Поговорив о калинкинской больнице, мы не можем не сказать еще нескольких слов о священнике этого заведения Константине Петровиче Стефановиче и о двух лицах, которых мы не имеем права назвать. Мы уже говорили, что в калинкинской больнице лечатся почти одни сифилитички, а этой болезни подвергаются и работницы, и очень молодые женщины, сделавшиеся жертвою увлечения к нездоровому человеку, и молодые девушки, ни в чем не повинные (зараженные от житья с больными женщинами), и, наконец, большею частию женщины, тайно или явно промышляющие развратом.

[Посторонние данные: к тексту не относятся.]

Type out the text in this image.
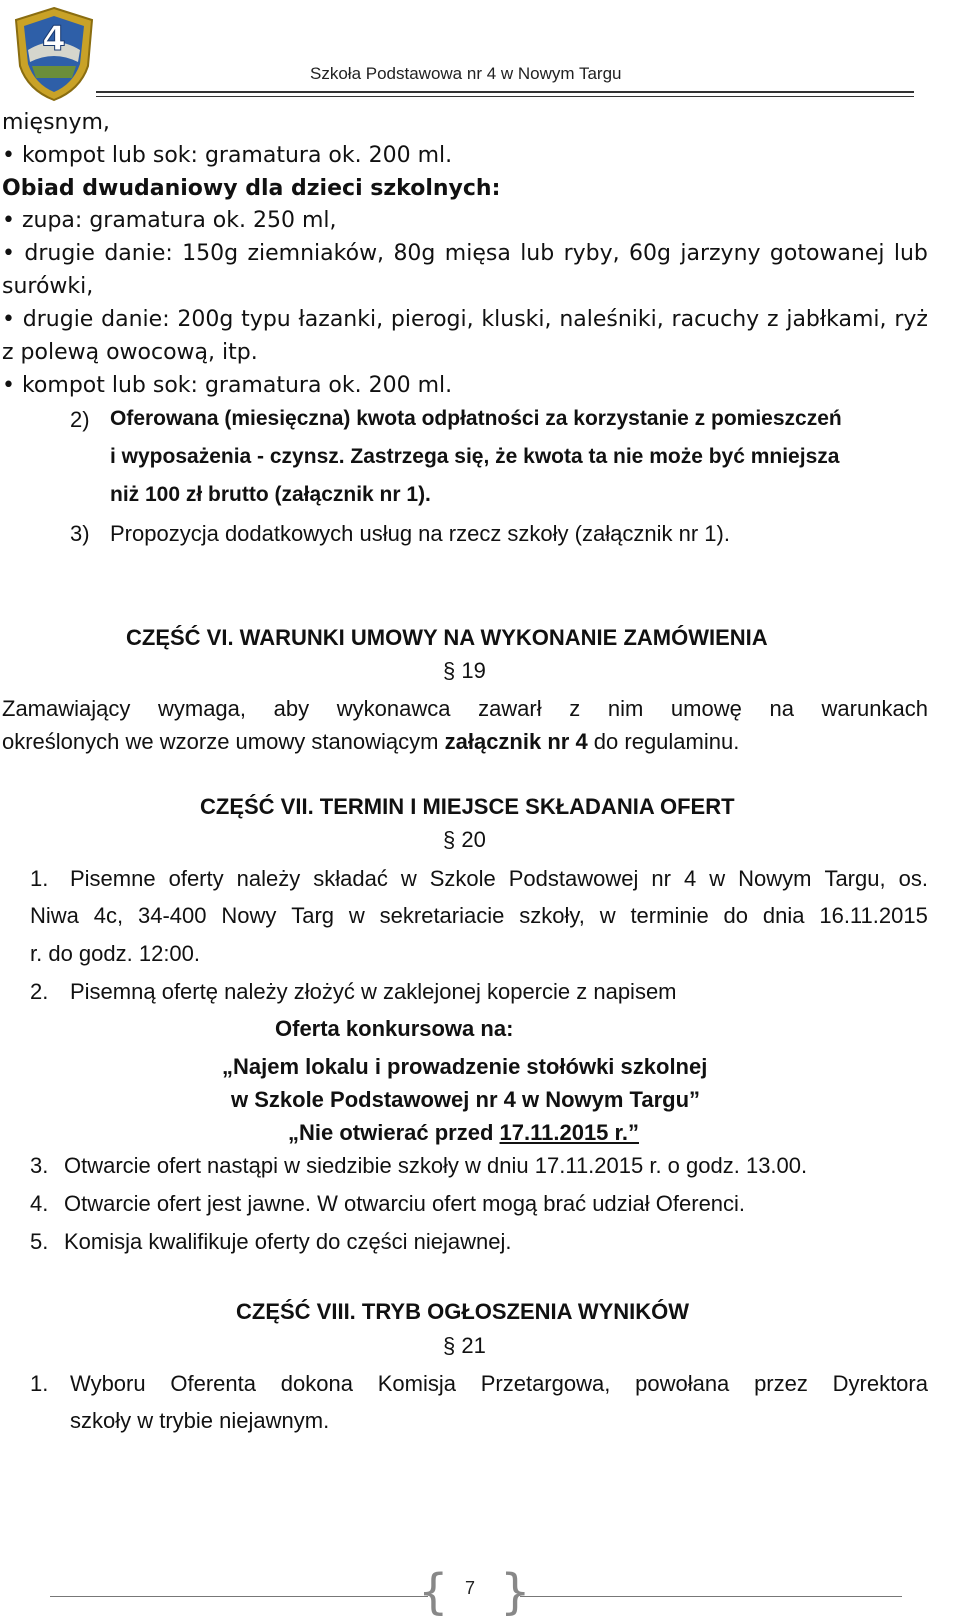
4
Szkoła Podstawowa nr 4 w Nowym Targu
mięsnym,
• kompot lub sok: gramatura ok. 200 ml.
Obiad dwudaniowy dla dzieci szkolnych:
• zupa: gramatura ok. 250 ml,
• drugie danie: 150g ziemniaków, 80g mięsa lub ryby, 60g jarzyny gotowanej lub
surówki,
• drugie danie: 200g typu łazanki, pierogi, kluski, naleśniki, racuchy z jabłkami, ryż
z polewą owocową, itp.
• kompot lub sok: gramatura ok. 200 ml.
2) Oferowana (miesięczna) kwota odpłatności za korzystanie z pomieszczeń
i wyposażenia - czynsz. Zastrzega się, że kwota ta nie może być mniejsza
niż 100 zł brutto (załącznik nr 1).
3) Propozycja dodatkowych usług na rzecz szkoły (załącznik nr 1).
CZĘŚĆ VI. WARUNKI UMOWY NA WYKONANIE ZAMÓWIENIA
§ 19
Zamawiający wymaga, aby wykonawca zawarł z nim umowę na warunkach
określonych we wzorze umowy stanowiącym załącznik nr 4 do regulaminu.
CZĘŚĆ VII. TERMIN I MIEJSCE SKŁADANIA OFERT
§ 20
1. Pisemne oferty należy składać w Szkole Podstawowej nr 4 w Nowym Targu, os.
Niwa 4c, 34-400 Nowy Targ w sekretariacie szkoły, w terminie do dnia 16.11.2015
r. do godz. 12:00.
2. Pisemną ofertę należy złożyć w zaklejonej kopercie z napisem
Oferta konkursowa na:
„Najem lokalu i prowadzenie stołówki szkolnej
w Szkole Podstawowej nr 4 w Nowym Targu”
„Nie otwierać przed 17.11.2015 r.”
3. Otwarcie ofert nastąpi w siedzibie szkoły w dniu 17.11.2015 r. o godz. 13.00.
4. Otwarcie ofert jest jawne. W otwarciu ofert mogą brać udział Oferenci.
5. Komisja kwalifikuje oferty do części niejawnej.
CZĘŚĆ VIII. TRYB OGŁOSZENIA WYNIKÓW
§ 21
1. Wyboru Oferenta dokona Komisja Przetargowa, powołana przez Dyrektora
szkoły w trybie niejawnym.
{ }
7
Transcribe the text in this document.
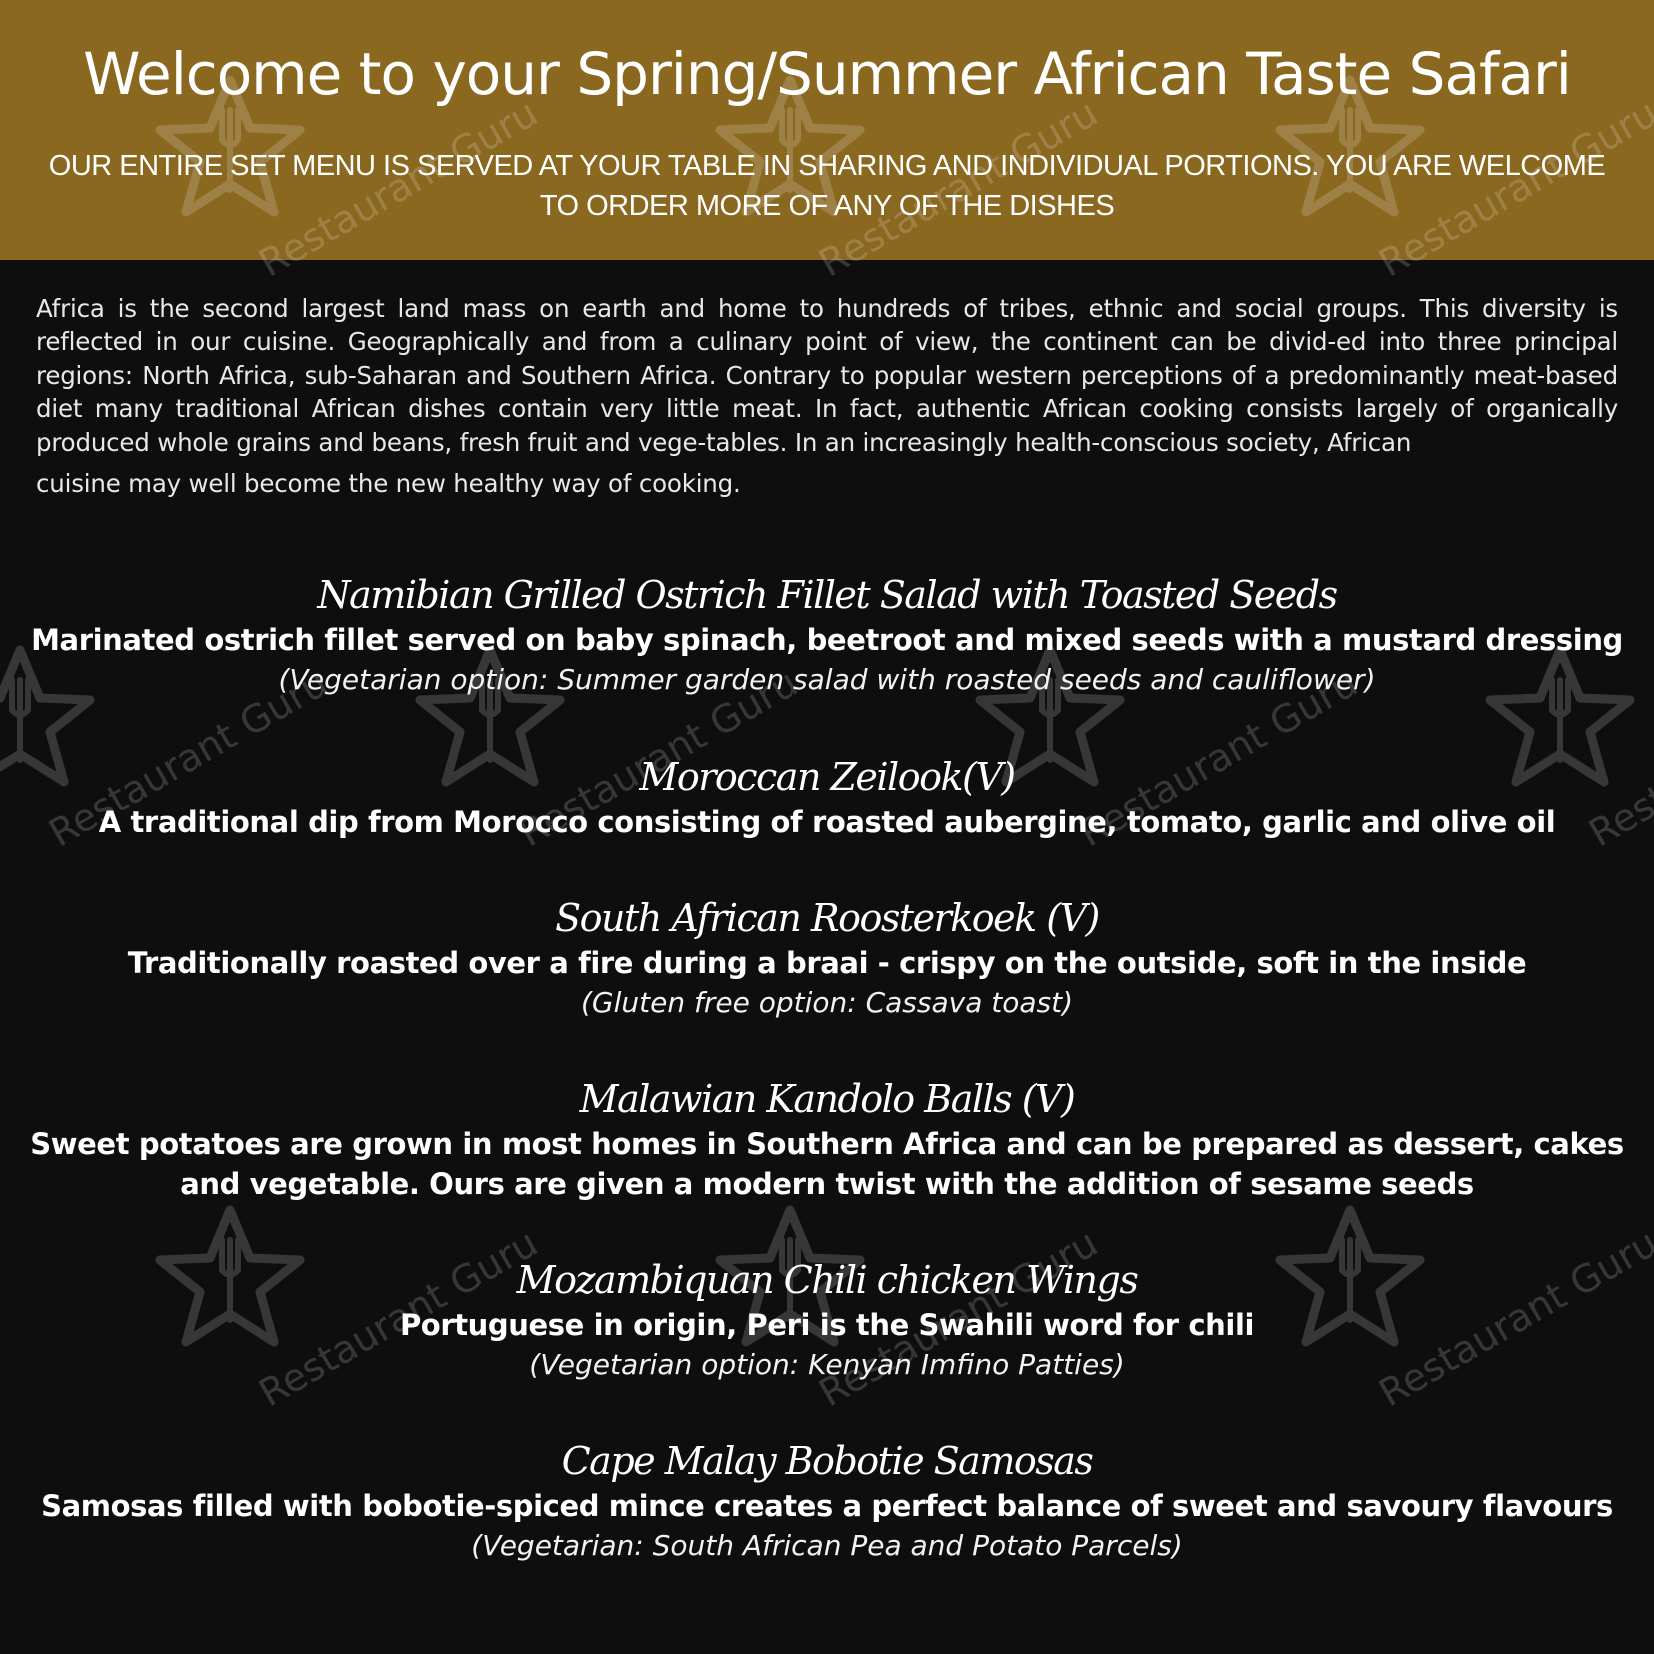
Welcome to your Spring/Summer African Taste Safari
OUR ENTIRE SET MENU IS SERVED AT YOUR TABLE IN SHARING AND INDIVIDUAL PORTIONS. YOU ARE WELCOME TO ORDER MORE OF ANY OF THE DISHES
Africa is the second largest land mass on earth and home to hundreds of tribes, ethnic and social groups. This diversity is reflected in our cuisine. Geographically and from a culinary point of view, the continent can be divid-ed into three principal regions: North Africa, sub-Saharan and Southern Africa. Contrary to popular western perceptions of a predominantly meat-based diet many traditional African dishes contain very little meat. In fact, authentic African cooking consists largely of organically produced whole grains and beans, fresh fruit and vege-tables. In an increasingly health-conscious society, African
cuisine may well become the new healthy way of cooking.
Namibian Grilled Ostrich Fillet Salad with Toasted Seeds
Marinated ostrich fillet served on baby spinach, beetroot and mixed seeds with a mustard dressing
(Vegetarian option: Summer garden salad with roasted seeds and cauliflower)
Moroccan Zeilook(V)
A traditional dip from Morocco consisting of roasted aubergine, tomato, garlic and olive oil
South African Roosterkoek (V)
Traditionally roasted over a fire during a braai - crispy on the outside, soft in the inside
(Gluten free option: Cassava toast)
Malawian Kandolo Balls (V)
Sweet potatoes are grown in most homes in Southern Africa and can be prepared as dessert, cakes and vegetable. Ours are given a modern twist with the addition of sesame seeds
Mozambiquan Chili chicken Wings
Portuguese in origin, Peri is the Swahili word for chili
(Vegetarian option: Kenyan Imfino Patties)
Cape Malay Bobotie Samosas
Samosas filled with bobotie-spiced mince creates a perfect balance of sweet and savoury flavours
(Vegetarian: South African Pea and Potato Parcels)
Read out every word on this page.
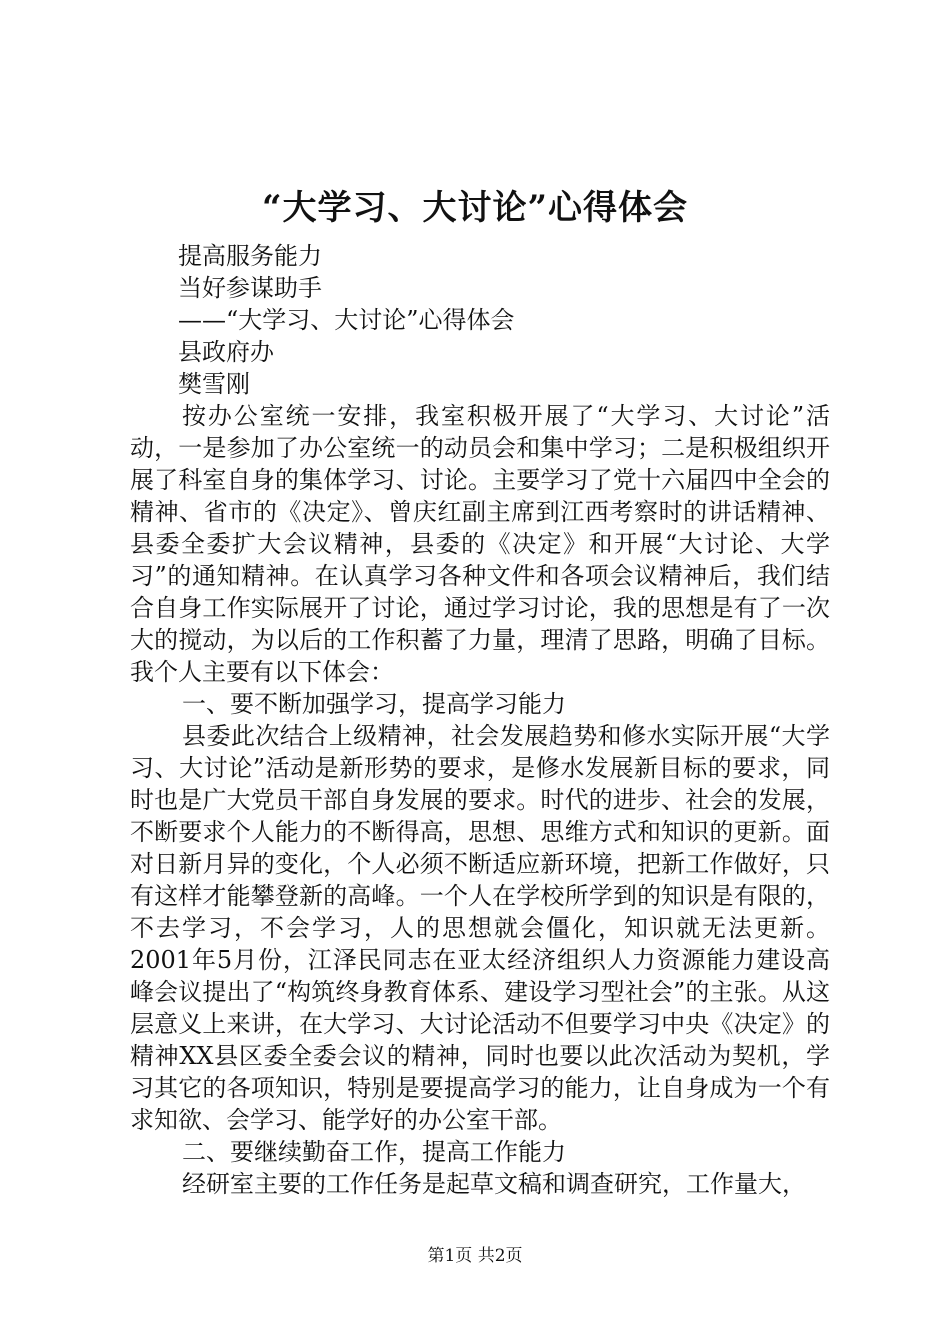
“大学习、大讨论”心得体会
提高服务能力
当好参谋助手
——“大学习、大讨论”心得体会
县政府办
樊雪刚

按办公室统一安排，我室积极开展了“大学习、大讨论”活动，一是参加了办公室统一的动员会和集中学习；二是积极组织开展了科室自身的集体学习、讨论。主要学习了党十六届四中全会的精神、省市的《决定》、曾庆红副主席到江西考察时的讲话精神、县委全委扩大会议精神，县委的《决定》和开展“大讨论、大学习”的通知精神。在认真学习各种文件和各项会议精神后，我们结合自身工作实际展开了讨论，通过学习讨论，我的思想是有了一次大的搅动，为以后的工作积蓄了力量，理清了思路，明确了目标。我个人主要有以下体会：

一、要不断加强学习，提高学习能力

县委此次结合上级精神，社会发展趋势和修水实际开展“大学习、大讨论”活动是新形势的要求，是修水发展新目标的要求，同时也是广大党员干部自身发展的要求。时代的进步、社会的发展，不断要求个人能力的不断得高，思想、思维方式和知识的更新。面对日新月异的变化，个人必须不断适应新环境，把新工作做好，只有这样才能攀登新的高峰。一个人在学校所学到的知识是有限的，不去学习，不会学习，人的思想就会僵化，知识就无法更新。2001年5月份，江泽民同志在亚太经济组织人力资源能力建设高峰会议提出了“构筑终身教育体系、建设学习型社会”的主张。从这层意义上来讲，在大学习、大讨论活动不但要学习中央《决定》的精神XX县区委全委会议的精神，同时也要以此次活动为契机，学习其它的各项知识，特别是要提高学习的能力，让自身成为一个有求知欲、会学习、能学好的办公室干部。

二、要继续勤奋工作，提高工作能力

经研室主要的工作任务是起草文稿和调查研究，工作量大，

第1页 共2页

Священник калинкинской больницы Константин Петрович Стефанович, наблюдая душевное состояние больных, размещаемых по видам болезни, без всякой сортировки их профессии, нашел, что в больнице происходит то же самое, что давно замечено в тюрьмах, то есть что женщины, промышляющие своим развратом, разрушительным образом влияют на нравственность своих больных соседок, примиряя их с мыслию о своем промысле, при котором возможны и праздность, и мнимая независимость, и удовольствия. Г. Стефанович, с помощию одной дамы, имя которой, к сожалению, мы не вправе назвать, отыскали для выздоравливающих отдельное помещение в здании больницы и в этом помещении оставляют всякую женщину, которая пожелает оставить прежнее ремесло. Сюда доставляют им работу и из выручаемых за работу денег уплачивают долги, которыми хозяйки опутывают несчастные жертвы общественного разврата. К этому расчету приступают очень благоразумно, сверяют записки

со стоимостью выданных нарядов и не позволяют эксплуатировать бедных женщин. Потом стараются поднять их нравственно и, освободив от желтого билета, пристраивают к честным занятиям. Все это дело ведут священник Стефанович и дама, об имени которой мы не говорим. Кажется, всем бы радоваться… так нет! Нашелся артист, который, по любви к искусству, учинил донесение, что в больничном здании, где не положено жить никому, кроме больных, живут здоровые, “кающиеся”; но, к счастию, донесение попало в честные руки, которые возвратили его доносчику с замечанием, способным отнять охоту к приятному занятию доносами.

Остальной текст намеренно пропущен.